You have to be able to see the big picture here. This refinement of DYDX tokenomics creates a mechanism that combines all interests in strengthening the protocol and the value of the token, as described in the following points:

  1. The adoption of the buyback mechanism proposed by the Tresury subDAO simultaneously introduces an increase in buying pressure and a reduction in selling pressure for the DYDX token;
  2. Introduces an increase in buying pressure by using a portion of the protocol fees to acquire the token, reducing the volume of tokens available for trading on the open market;
  3. The fact that the acquired tokens are applied to the staking program managed by Tresury subDAO contributes to the channeling of USDC fees to the protocol’s treasury, allowing in the future to finance the protocol’s operations without the need to sell DYDX tokens on the market, thus reducing one of the main sources of pressure to sell the token;
  4. The resulting strengthening of the Tresury subDAO portfolio will allow organically funding the protocol’s financial needs and constantly strengthening the treasury’s USDC position;
  5. Investing a portion of USDC from the staking program in Megavault creates an organic liquidity source that allows Megavault to be fed with liquidity and raise its liquidity level to a much higher and more competitive standard, contributing to better future performance of the DYDX protocol;
  6. The growing volume of acquisition of DYDX tokens through the buyback program and consequent application of the staking program also creates an organic mechanism for increasing the economic security of the DYDX chain, contributing to the increase in the staking rate and, in parallel, selecting in a more technical and eventually more effective way the delegation of tokens to the best validators.

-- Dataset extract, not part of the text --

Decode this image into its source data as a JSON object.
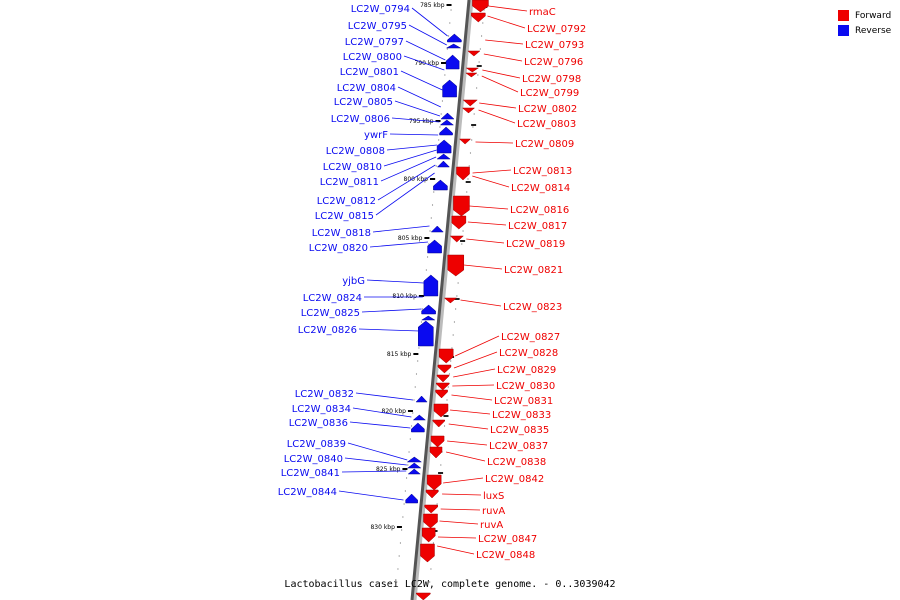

That said, I have some doubts about a possible very drastic reduction in fees sent to Megavualt, under penalty of making the product less interesting (read: profitable) compared to the competition. At the same time, the staking rate has shown extremely low values ​​(as expected, after the introduction of the tokenomics proposed by Nethermind), which has resulted in a double penalty for stakers due to the increasing devaluation of the token. It might be better to find a more balanced distribution of fees between the buyback program, staking rewards, and fees directed to the Megavault.

Finally, there is still a loose end in this token value development engine, which resides in the mechanics of incentives paid to traders in DYDX. This mechanism contributes to token dumping and its real cost to the protocol deserves an analysis to be carried out, in my opinion, in collaboration with the Tresury subDAO.